All the while, the English were in a heydey of assurance. Pitt was waiting anxiously in London for the first tidings. Abercrombie, now a man of fifty-two years, did not altogether inspire confidence. His heavy build and lethargic temperament made lookers-on call him “aged.” There was, however, a proud expectation of success from the vigorous, companionable Earl Howe, the brigadier next in command, whom Pitt hoped to prove the real commander, because of the trust which Abercrombie put in him. On the 5th of July the immense flotilla, which bore the English army and its train, started down Lake George. To a spectator it completely deadened the glare of the water for miles away. The next morning at daybreak the army was passing Rogers’ Slide, whence a French party under Langy watched them. By noon it had disembarked at the extreme north end of Lake George, and near the river conducting to Ticonderoga they built an entrenchment, to protect their bateaux. Rogers, with his rangers, was sent into the woods to lead the way, while the army followed; but the denseness of the forest soon brought the column into confusion. Meanwhile, the French party under Langy, finding the English had got between them and their main body, endeavored to pass around the head of the English column, and, in doing so, got equally confused in the thickness of the wood, and suddenly encountered that part of the English force where Lord Howe and Major Putnam were. A skirmish ensued, Howe fell,[1156] and the army was practically without a head. Rogers, who was in advance, turned back upon Langy, and few of the Frenchmen escaped.
LORD HOWE.
From an engraving in Entick’s Hist. of the Late War, 3d ed., 1765, vol. iii. p. 209. For the impression made by Howe’s character on the colonists, see Mrs. Grant’s American Lady, Wilson’s ed., p. 222.

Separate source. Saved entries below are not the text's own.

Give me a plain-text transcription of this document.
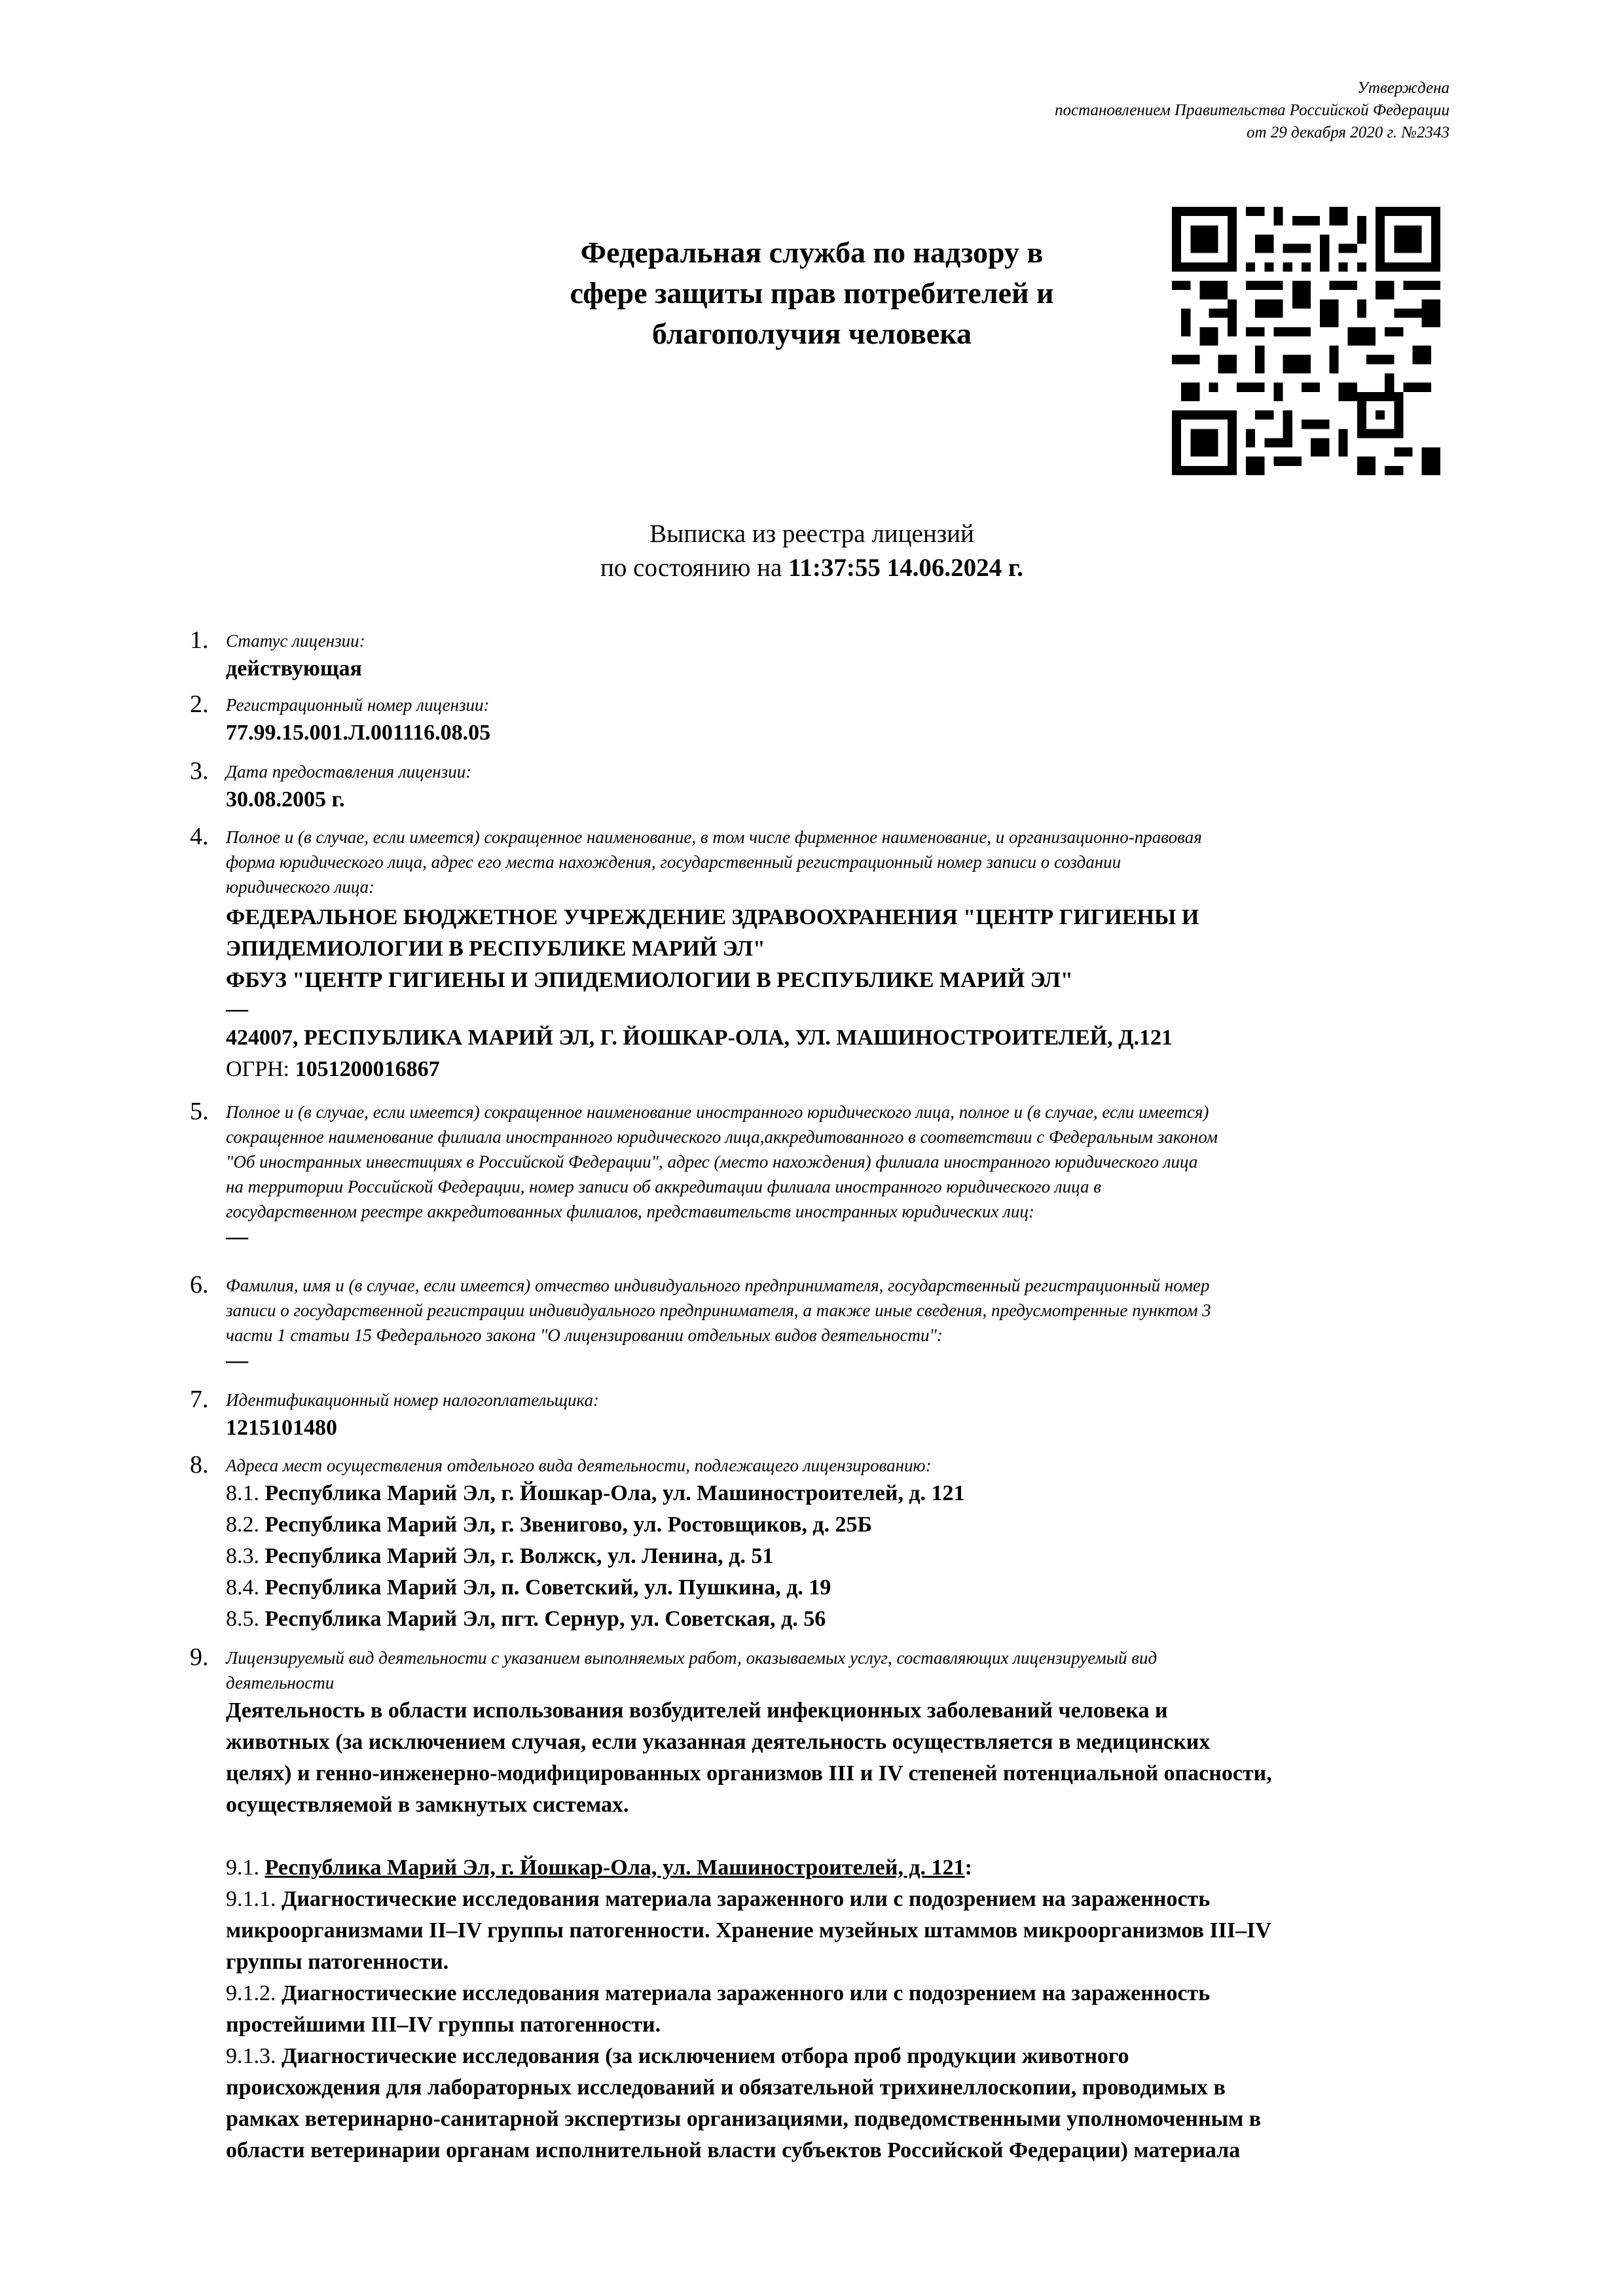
Утверждена
постановлением Правительства Российской Федерации
от 29 декабря 2020 г. №2343
Федеральная служба по надзору в
сфере защиты прав потребителей и
благополучия человека
Выписка из реестра лицензий
по состоянию на 11:37:55 14.06.2024 г.
1. Статус лицензии:
действующая
2. Регистрационный номер лицензии:
77.99.15.001.Л.001116.08.05
3. Дата предоставления лицензии:
30.08.2005 г.
4. Полное и (в случае, если имеется) сокращенное наименование, в том числе фирменное наименование, и организационно-правовая
форма юридического лица, адрес его места нахождения, государственный регистрационный номер записи о создании
юридического лица:
ФЕДЕРАЛЬНОЕ БЮДЖЕТНОЕ УЧРЕЖДЕНИЕ ЗДРАВООХРАНЕНИЯ "ЦЕНТР ГИГИЕНЫ И
ЭПИДЕМИОЛОГИИ В РЕСПУБЛИКЕ МАРИЙ ЭЛ"
ФБУЗ "ЦЕНТР ГИГИЕНЫ И ЭПИДЕМИОЛОГИИ В РЕСПУБЛИКЕ МАРИЙ ЭЛ"
—
424007, РЕСПУБЛИКА МАРИЙ ЭЛ, Г. ЙОШКАР-ОЛА, УЛ. МАШИНОСТРОИТЕЛЕЙ, Д.121
ОГРН: 1051200016867
5. Полное и (в случае, если имеется) сокращенное наименование иностранного юридического лица, полное и (в случае, если имеется)
сокращенное наименование филиала иностранного юридического лица,аккредитованного в соответствии с Федеральным законом
"Об иностранных инвестициях в Российской Федерации", адрес (место нахождения) филиала иностранного юридического лица
на территории Российской Федерации, номер записи об аккредитации филиала иностранного юридического лица в
государственном реестре аккредитованных филиалов, представительств иностранных юридических лиц:
—
6. Фамилия, имя и (в случае, если имеется) отчество индивидуального предпринимателя, государственный регистрационный номер
записи о государственной регистрации индивидуального предпринимателя, а также иные сведения, предусмотренные пунктом 3
части 1 статьи 15 Федерального закона "О лицензировании отдельных видов деятельности":
—
7. Идентификационный номер налогоплательщика:
1215101480
8. Адреса мест осуществления отдельного вида деятельности, подлежащего лицензированию:
8.1. Республика Марий Эл, г. Йошкар-Ола, ул. Машиностроителей, д. 121
8.2. Республика Марий Эл, г. Звенигово, ул. Ростовщиков, д. 25Б
8.3. Республика Марий Эл, г. Волжск, ул. Ленина, д. 51
8.4. Республика Марий Эл, п. Советский, ул. Пушкина, д. 19
8.5. Республика Марий Эл, пгт. Сернур, ул. Советская, д. 56
9. Лицензируемый вид деятельности с указанием выполняемых работ, оказываемых услуг, составляющих лицензируемый вид
деятельности
Деятельность в области использования возбудителей инфекционных заболеваний человека и
животных (за исключением случая, если указанная деятельность осуществляется в медицинских
целях) и генно-инженерно-модифицированных организмов III и IV степеней потенциальной опасности,
осуществляемой в замкнутых системах.
9.1. Республика Марий Эл, г. Йошкар-Ола, ул. Машиностроителей, д. 121:
9.1.1. Диагностические исследования материала зараженного или с подозрением на зараженность
микроорганизмами II–IV группы патогенности. Хранение музейных штаммов микроорганизмов III–IV
группы патогенности.
9.1.2. Диагностические исследования материала зараженного или с подозрением на зараженность
простейшими III–IV группы патогенности.
9.1.3. Диагностические исследования (за исключением отбора проб продукции животного
происхождения для лабораторных исследований и обязательной трихинеллоскопии, проводимых в
рамках ветеринарно-санитарной экспертизы организациями, подведомственными уполномоченным в
области ветеринарии органам исполнительной власти субъектов Российской Федерации) материала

In the morning Abercrombie withdrew the army to the landing. Bradstreet, with his watermen, having rebuilt the bridges destroyed by the French, the original intention of skirting the river on the west was abandoned, and the army now started to follow the ordinary portage across the loop of the river, which held the rapids. The French had already deserted their positions at either end of this portage. At the northerly end, near a saw-mill, the English general halted his army. He was at one base-corner of the triangular peninsula of which Ticonderoga was the apex. He had now to encounter, not far from the fort, the entrenchment which Montcalm was busily constructing out of the forest-trees which had been laid along its front as by a hurricane. Scorning all measures which might have spared his army great losses, and thoughtless of movements which could have intercepted Montcalm’s reinforcements,[1157] the English general undertook, from the distant mill, to direct repeated assaults in front. His soldiers made a deadly push through the entanglements of the levelled trees and against the barricade, behind which the defenders were almost wholly protected. He could have done nothing to help Montcalm so much. The stores of the French were sufficient for eight days only, and the chief dread of the French general was that Abercrombie would cut his communications with Crown Point.